Vous avancez dans cet espace, et ce que vous voyez n’a rien d’un simple jeu : ce sont des tours, des arches, des remparts, des coupoles. Une ville entière, dressée en équilibre précaire, comme si elle avait surgi d’un rêve.
Cette cité a un nom : la città immaginaria
C’est l’œuvre de l’artiste italien Raffaele Salvoldi.
Il n’utilise pas la pierre, ni le béton, ni l’acier. Son matériau, c’est le temps, la patience et des milliers de planchettes toutes identiques. Et chaque fois qu’il se met à construire, il sait déjà que tout finira par tomber.
Parce que la règle de cette ville imaginaire est simple : sa beauté n’existe que dans sa fragilité.
Et puis vient le moment que tout le monde attend
Le public s’installe. La caméra est prête. Raffaele désigne un enfant. L’enfant s’approche d’un petit domino de bois, posé à l’entrée de la cité. Il le pousse, presque sans bruit. Et alors commence la cascade.
Un à un, les murs s’effondrent, les tours s’écroulent, les ponts s’écrasent. La cité s’anéantit dans un bruit sec et continu, comme une pluie de bois. En quelques minutes, il ne reste plus rien. Juste un champ de ruines de Kapla, là où s’élevait une ville imaginaire.

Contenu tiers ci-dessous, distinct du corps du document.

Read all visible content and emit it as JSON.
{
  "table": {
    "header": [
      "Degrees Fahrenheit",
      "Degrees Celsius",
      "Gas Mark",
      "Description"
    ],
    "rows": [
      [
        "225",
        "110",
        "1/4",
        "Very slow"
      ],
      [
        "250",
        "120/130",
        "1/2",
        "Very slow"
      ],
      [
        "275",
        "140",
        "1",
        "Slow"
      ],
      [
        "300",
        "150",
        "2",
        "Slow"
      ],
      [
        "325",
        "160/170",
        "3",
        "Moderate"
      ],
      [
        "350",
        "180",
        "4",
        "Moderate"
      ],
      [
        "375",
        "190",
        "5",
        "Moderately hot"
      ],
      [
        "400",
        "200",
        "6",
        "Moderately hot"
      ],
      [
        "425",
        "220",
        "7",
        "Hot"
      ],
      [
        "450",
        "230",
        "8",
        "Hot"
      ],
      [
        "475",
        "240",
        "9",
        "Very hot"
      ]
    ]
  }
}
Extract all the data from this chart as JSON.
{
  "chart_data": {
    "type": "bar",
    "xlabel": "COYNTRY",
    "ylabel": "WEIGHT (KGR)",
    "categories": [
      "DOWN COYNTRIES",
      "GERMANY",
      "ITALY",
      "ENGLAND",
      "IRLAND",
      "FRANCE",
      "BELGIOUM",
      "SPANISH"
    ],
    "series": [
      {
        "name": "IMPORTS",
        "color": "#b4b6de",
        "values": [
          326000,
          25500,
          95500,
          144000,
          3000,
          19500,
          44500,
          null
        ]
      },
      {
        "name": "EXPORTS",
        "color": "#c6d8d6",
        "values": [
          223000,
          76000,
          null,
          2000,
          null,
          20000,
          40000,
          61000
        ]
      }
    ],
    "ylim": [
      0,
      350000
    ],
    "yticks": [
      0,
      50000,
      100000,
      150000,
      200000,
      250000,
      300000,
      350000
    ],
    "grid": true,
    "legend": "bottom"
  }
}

Mais ce n’est pas une destruction
C’est le point final du poème.
Car Salvoldi ne construit pas pour durer. Il construit pour partager ce vertige : la beauté qui naît du fragile, et qui disparaît sous vos yeux, sans retour possible.
Et c’est sans doute pour cela que les spectateurs, après avoir vu des semaines de travail s’écrouler en un instant, ne ressentent pas de tristesse. Ils applaudissent. Parce qu’ils savent qu’ils viennent de voir quelque chose d’unique, qui n’existera plus jamais.
La cité imaginaire, c’est une leçon silencieuse
Elle nous rappelle que rien ne tient pour toujours. Mais que dans cette fragilité, il y a peut-être la forme la plus pure de beauté.
Et c’est là que cette œuvre touche à quelque chose de profondément personnel. Car nous passons une grande partie de notre vie à vouloir que les choses durent : nos réussites, nos relations, nos certitudes. Nous construisons des tours, des arches et des remparts dans notre quotidien, en espérant qu’ils tiendront pour toujours. Mais tôt ou tard, tout bouge, tout change.
L’enseignement est là : ce n’est pas parce que quelque chose est fragile qu’il perd de sa valeur
Au contraire. Les moments les plus précieux sont souvent ceux qui ne se répéteront pas. Les relations qui évoluent nous montrent combien elles ont compté. Les réussites passagères nous rappellent que nous sommes capables de créer, encore et encore.
Accepter l’impermanence, ce n’est pas renoncer. C’est apprendre à célébrer ce qui est, tant que cela est. C’est goûter pleinement l’instant présent, en sachant qu’il ne reviendra pas.
Quand tout tombe, il nous reste une liberté : choisir de regarder la perte… ou choisir de regarder ce qu’elle a fait naître en nous.